Kendati demikian, Tobi dan sang istri Yani Lusia Ndelos tetap memilih menghabiskan waktu di tempat itu. Mengadu, mengais rezeki dan menggapai mimpi-mimpi dari anak-anak mereka.
“Kami tidak punya tanah di sini. Ini tanah keluarga dari istri saya. Kami mati hidup di sini,” ucap Tobi kepada VoxNtt.com saat ditemui di kediamannya belum lama ini.
Wajah sedih pun tergambar dari paras keduanya ketika menceritakan tentang ziarah hidup yang dialami.
Sejak memilih hidup sebagai pasangan suami istri (Pasutri), Tobi dan Yani dikaruniai 9 orang buah hati.
Namun, satu di antara 8 orang lainnya merupakan penyandang disabilitas. Namanya Ristan Akut. Ia lumpuh sejak terlahir pada 13 September 2003 silam.
Hari-harinya bocah 16 tahun itu mengahabiskan waktu di kamar dan di halaman rumahnya.
Terkadang dia hanya seorang diri. Itu ketika sang ayah, ibu dan adik-adiknya pergi ke hutan untuk mencari kayu.
Kayu-kayu itu pun dikumpulkan. Bila masih mentah kulitnya dikupas, dikeringkan lalu dijual kepada masyarakat.
Satu ikat kayu dijual Rp 10.000. Bila rezeki mereka bisa mendapatkan uang Rp 500.000 untuk tiap bulannya.

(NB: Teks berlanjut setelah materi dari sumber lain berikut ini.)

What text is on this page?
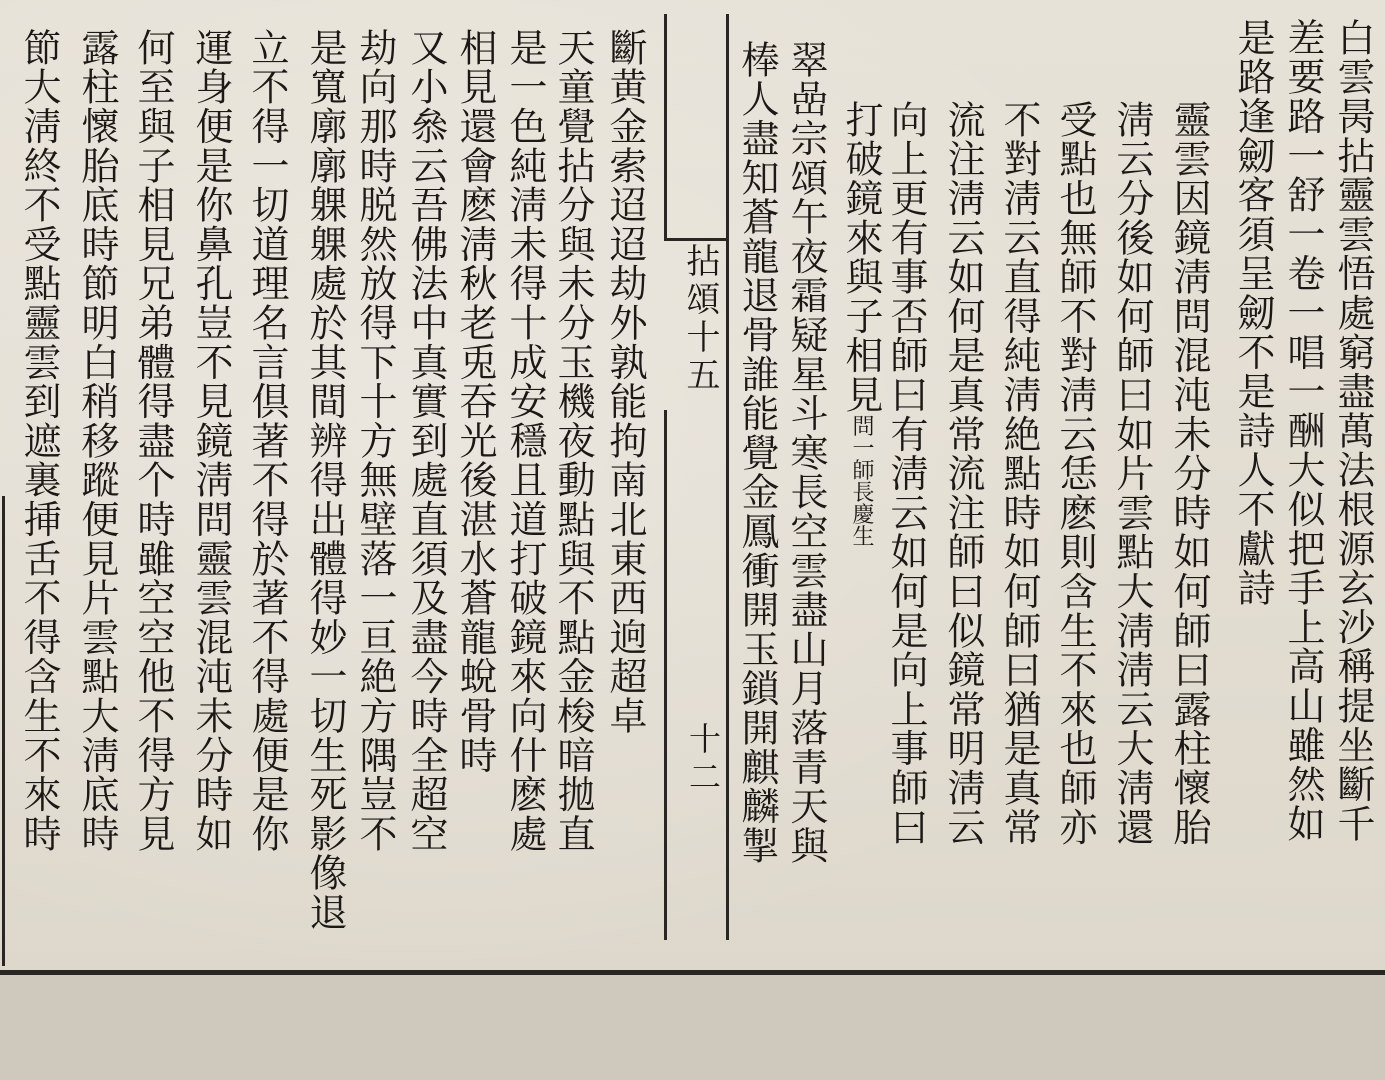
拈頌十五
十二	白雲昺拈靈雲悟處窮盡萬法根源玄沙稱提坐斷千
差要路一舒一卷一唱一酬大似把手上高山雖然如
是路逢劒客須呈劒不是詩人不獻詩
靈雲因鏡淸問混沌未分時如何師曰露柱懷胎
淸云分後如何師曰如片雲點大淸淸云大淸還
受點也無師不對淸云恁麽則含生不來也師亦
不對淸云直得純淸絶點時如何師曰猶是真常
流注淸云如何是真常流注師曰似鏡常明淸云
向上更有事否師曰有淸云如何是向上事師曰
打破鏡來與子相見問一師長慶生
翠嵒宗頌午夜霜疑星斗寒長空雲盡山月落青天與
棒人盡知蒼龍退骨誰能覺金鳳衝開玉鎖開麒麟掣
斷黄金索迢迢劫外孰能拘南北東西逈超卓
天童覺拈分與未分玉機夜動點與不點金梭暗拋直
是一色純淸未得十成安穩且道打破鏡來向什麽處
相見還會麽淸秋老兎吞光後湛水蒼龍蛻骨時
又小叅云吾佛法中真實到處直須及盡今時全超空
劫向那時脱然放得下十方無壁落一亘絶方隅豈不
是寬廓廓躶躶處於其間辨得出體得妙一切生死影像退
立不得一切道理名言倶著不得於著不得處便是你
運身便是你鼻孔豈不見鏡淸問靈雲混沌未分時如
何至與子相見兄弟體得盡个時雖空空他不得方見
露柱懷胎底時節明白稍移蹤便見片雲點大淸底時
節大淸終不受點靈雲到遮裏挿舌不得含生不來時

Dikisahkan, suatu hari Tobi, istri dan ke-8 anaknya pergi mencari kayu di hutan. Ristan hanya seorang diri di rumah. Namun, ketika mereka pulang dan tiba di rumah putranya itu hilang entah ke mana.

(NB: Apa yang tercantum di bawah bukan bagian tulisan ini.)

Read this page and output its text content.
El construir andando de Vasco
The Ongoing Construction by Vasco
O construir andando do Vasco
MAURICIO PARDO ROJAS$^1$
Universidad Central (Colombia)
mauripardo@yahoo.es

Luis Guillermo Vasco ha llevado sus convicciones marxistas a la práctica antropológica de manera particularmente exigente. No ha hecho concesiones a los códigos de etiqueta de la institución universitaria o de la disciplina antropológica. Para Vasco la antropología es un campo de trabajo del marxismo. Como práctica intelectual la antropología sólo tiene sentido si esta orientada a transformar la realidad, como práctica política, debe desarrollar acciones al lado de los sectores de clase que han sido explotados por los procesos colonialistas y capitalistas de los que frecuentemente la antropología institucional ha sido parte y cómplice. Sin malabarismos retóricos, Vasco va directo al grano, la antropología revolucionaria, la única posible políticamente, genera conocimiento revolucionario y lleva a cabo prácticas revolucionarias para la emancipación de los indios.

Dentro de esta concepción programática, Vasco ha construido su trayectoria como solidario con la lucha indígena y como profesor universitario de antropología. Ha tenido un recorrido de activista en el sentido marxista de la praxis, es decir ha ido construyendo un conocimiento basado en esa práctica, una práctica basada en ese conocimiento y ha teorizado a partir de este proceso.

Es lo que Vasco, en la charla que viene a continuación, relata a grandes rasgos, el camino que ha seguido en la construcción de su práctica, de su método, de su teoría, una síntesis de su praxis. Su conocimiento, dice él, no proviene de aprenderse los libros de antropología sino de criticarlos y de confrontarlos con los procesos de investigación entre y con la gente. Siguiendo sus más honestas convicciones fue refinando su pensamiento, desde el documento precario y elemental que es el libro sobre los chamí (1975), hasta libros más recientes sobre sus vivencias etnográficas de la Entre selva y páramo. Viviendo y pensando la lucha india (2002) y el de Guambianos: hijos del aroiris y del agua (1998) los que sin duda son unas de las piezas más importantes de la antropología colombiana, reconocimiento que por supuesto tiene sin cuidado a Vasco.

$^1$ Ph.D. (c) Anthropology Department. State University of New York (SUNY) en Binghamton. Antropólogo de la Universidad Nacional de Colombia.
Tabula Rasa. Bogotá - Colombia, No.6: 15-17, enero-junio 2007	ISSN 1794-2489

“Kami sangat takut dan kaget waktu itu, tetapi anehnya waktu kami cari kami ketemu dia di dekat pohon bambu. Kami semua heran mengapa dia ada di sana waktu itu,” kisah Tobi.

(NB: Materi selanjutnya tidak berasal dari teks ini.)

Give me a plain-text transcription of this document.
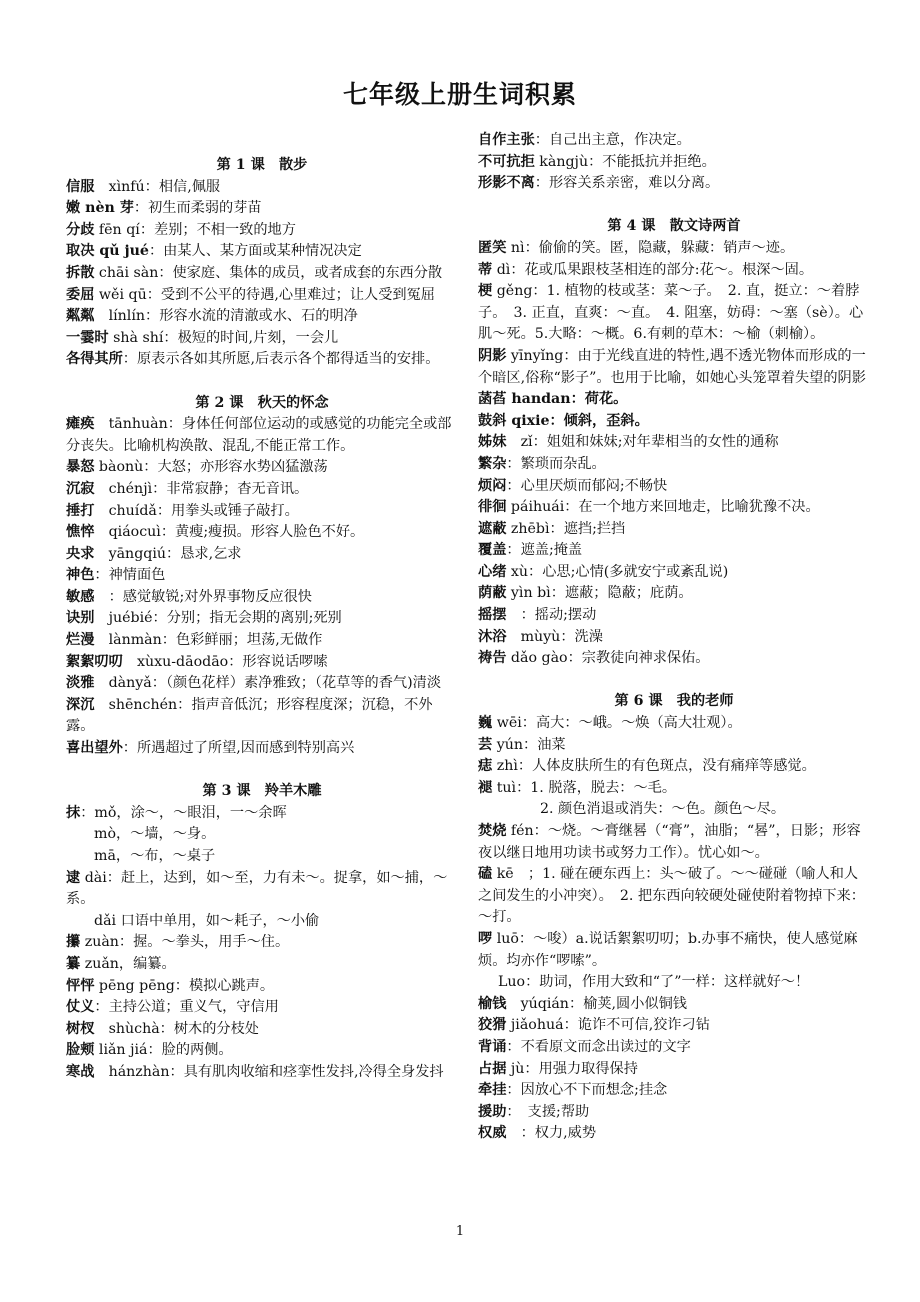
七年级上册生词积累

第 1 课　散步

信服　xìnfú：相信,佩服

嫩 nèn 芽：初生而柔弱的芽苗

分歧 fēn qí：差别；不相一致的地方

取决 qǔ jué：由某人、某方面或某种情况决定

拆散 chāi sàn：使家庭、集体的成员，或者成套的东西分散

委屈 wěi qū：受到不公平的待遇,心里难过；让人受到冤屈

粼粼　línlín：形容水流的清澈或水、石的明净

一霎时 shà shí：极短的时间,片刻，一会儿

各得其所：原表示各如其所愿,后表示各个都得适当的安排。

第 2 课　秋天的怀念

瘫痪　tānhuàn：身体任何部位运动的或感觉的功能完全或部分丧失。比喻机构涣散、混乱,不能正常工作。

暴怒 bàonù：大怒；亦形容水势凶猛激荡

沉寂　chénjì：非常寂静；杳无音讯。

捶打　chuídǎ：用拳头或锤子敲打。

憔悴　qiáocuì：黄瘦;瘦损。形容人脸色不好。

央求　yāngqiú：恳求,乞求

神色：神情面色

敏感　：感觉敏锐;对外界事物反应很快

诀别　juébié：分别；指无会期的离别;死别

烂漫　lànmàn：色彩鲜丽；坦荡,无做作

絮絮叨叨　xùxu-dāodāo：形容说话啰嗦

淡雅　dànyǎ：（颜色花样）素净雅致；（花草等的香气)清淡

深沉　shēnchén：指声音低沉；形容程度深；沉稳，不外露。

喜出望外：所遇超过了所望,因而感到特别高兴

第 3 课　羚羊木雕

抹：mǒ，涂～，～眼泪，一～余晖

mò，～墙，～身。

mā，～布，～桌子

逮 dài：赶上，达到，如～至，力有未～。捉拿，如～捕，～系。

dǎi 口语中单用，如～耗子，～小偷

攥 zuàn：握。～拳头，用手～住。

纂 zuǎn，编纂。

怦怦 pēng pēng：模拟心跳声。

仗义：主持公道；重义气，守信用

树杈　shùchà：树木的分枝处

脸颊 liǎn jiá：脸的两侧。

寒战　hánzhàn：具有肌肉收缩和痉挛性发抖,冷得全身发抖

自作主张：自己出主意，作决定。

不可抗拒 kàngjù：不能抵抗并拒绝。

形影不离：形容关系亲密，难以分离。

第 4 课　散文诗两首

匿笑 nì：偷偷的笑。匿，隐藏，躲藏：销声～迹。

蒂 dì：花或瓜果跟枝茎相连的部分:花～。根深～固。

梗 gěng：1. 植物的枝或茎：菜～子。　2. 直，挺立：～着脖子。　3. 正直，直爽：～直。　4. 阻塞，妨碍：～塞（sè）。心肌～死。5.大略：～概。6.有刺的草木：～榆（刺榆）。

阴影 yīnyǐng：由于光线直进的特性,遇不透光物体而形成的一个暗区,俗称“影子”。也用于比喻，如她心头笼罩着失望的阴影

菡萏 handan：荷花。

鼓斜 qixie：倾斜，歪斜。

姊妹　zǐ：姐姐和妹妹;对年辈相当的女性的通称

繁杂：繁琐而杂乱。

烦闷：心里厌烦而郁闷;不畅快

徘徊 páihuái：在一个地方来回地走，比喻犹豫不决。

遮蔽 zhēbì：遮挡;拦挡

覆盖：遮盖;掩盖

心绪 xù：心思;心情(多就安宁或紊乱说)

荫蔽 yìn bì：遮蔽；隐蔽；庇荫。

摇摆　：摇动;摆动

沐浴　mùyù：洗澡

祷告 dǎo gào：宗教徒向神求保佑。

第 6 课　我的老师

巍 wēi：高大：～峨。～焕（高大壮观）。

芸 yún：油菜

痣 zhì：人体皮肤所生的有色斑点，没有痛痒等感觉。

褪 tuì：1. 脱落，脱去：～毛。

2. 颜色消退或消失：～色。颜色～尽。

焚烧 fén：～烧。～膏继晷（“膏”，油脂；“晷”，日影；形容夜以继日地用功读书或努力工作）。忧心如～。

磕 kē　；1. 碰在硬东西上：头～破了。～～碰碰（喻人和人之间发生的小冲突）。　2. 把东西向较硬处碰使附着物掉下来：～打。

啰 luō：～唆）a.说话絮絮叨叨；b.办事不痛快，使人感觉麻烦。均亦作“啰嗦”。

Luo：助词，作用大致和“了”一样：这样就好～！

榆钱　yúqián：榆荚,圆小似铜钱

狡猾 jiǎohuá：诡诈不可信,狡诈刁钻

背诵：不看原文而念出读过的文字

占据 jù：用强力取得保持

牵挂：因放心不下而想念;挂念

援助：　支援;帮助

权威　：权力,威势

1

Kayu adalah sumber dan tumpuan hidup bagi mereka sekeluarga. Bila tidak, anaknya akan “lapar”, tragisnya lagi ke-6 anaknya yang kini masih mengenyam pendidikan harus berhenti dari sekolah.
Jual Jamur
Paskalis Tehario merupakan anak ke-5 dari Tobi dan Yani. Bocah kelahiran 30 Mei 2011 ini tengah mengenyam pendidikan dasar di Kampung Wojang.
Namun demikian, bocah 8 tahun ini memilih cara lain agar bisa membantu orangtuanya.
Seusai pulang sekolah Tehario ditemani adiknya Irenius Jenon pergi ke hutan untuk mencari jamur.
Jamur ini pun mereka jual Rp 10.000-Rp.15.000. Variasi harga itu pun dikarenakan ukuran jamur mereka yang dapat.
“Kadang dapat kadang tidak, tergantung rejeki kaka. Kaka bantu kami e.,” ucap Jenon.
Tidak Pusing
Tobi dan Yani tak peduli dengan masa lalu dan kehidupan yang mereka yang alami saat ini. Tujuan hidup berfokus pada kebutuhan pokok dan pendidikan anak.
“Tidak apa-apa kami sebagai orangtua mereka makan pisang atau ubi tapi anak kami harus makan nasi,” ucap Tobi.
Bahkan Tobi memaksa anak-anaknya itu untuk tetap sekolah. Mimpinya hanya satu, berharap kelak mereka bisa mengubah keadaan keluarga.
Sesekali ia juga memaksa dirinya untuk bekerja, walau dalam kondisi tidak sehat. Beban hidup menjadi tanggungan walau penuh tantangan.
“Ini saja pekerjaan kami, tidak ada pekerjaan lain, semoga ada yang bisa membantu anak-anak kami,” imbuh Tobi.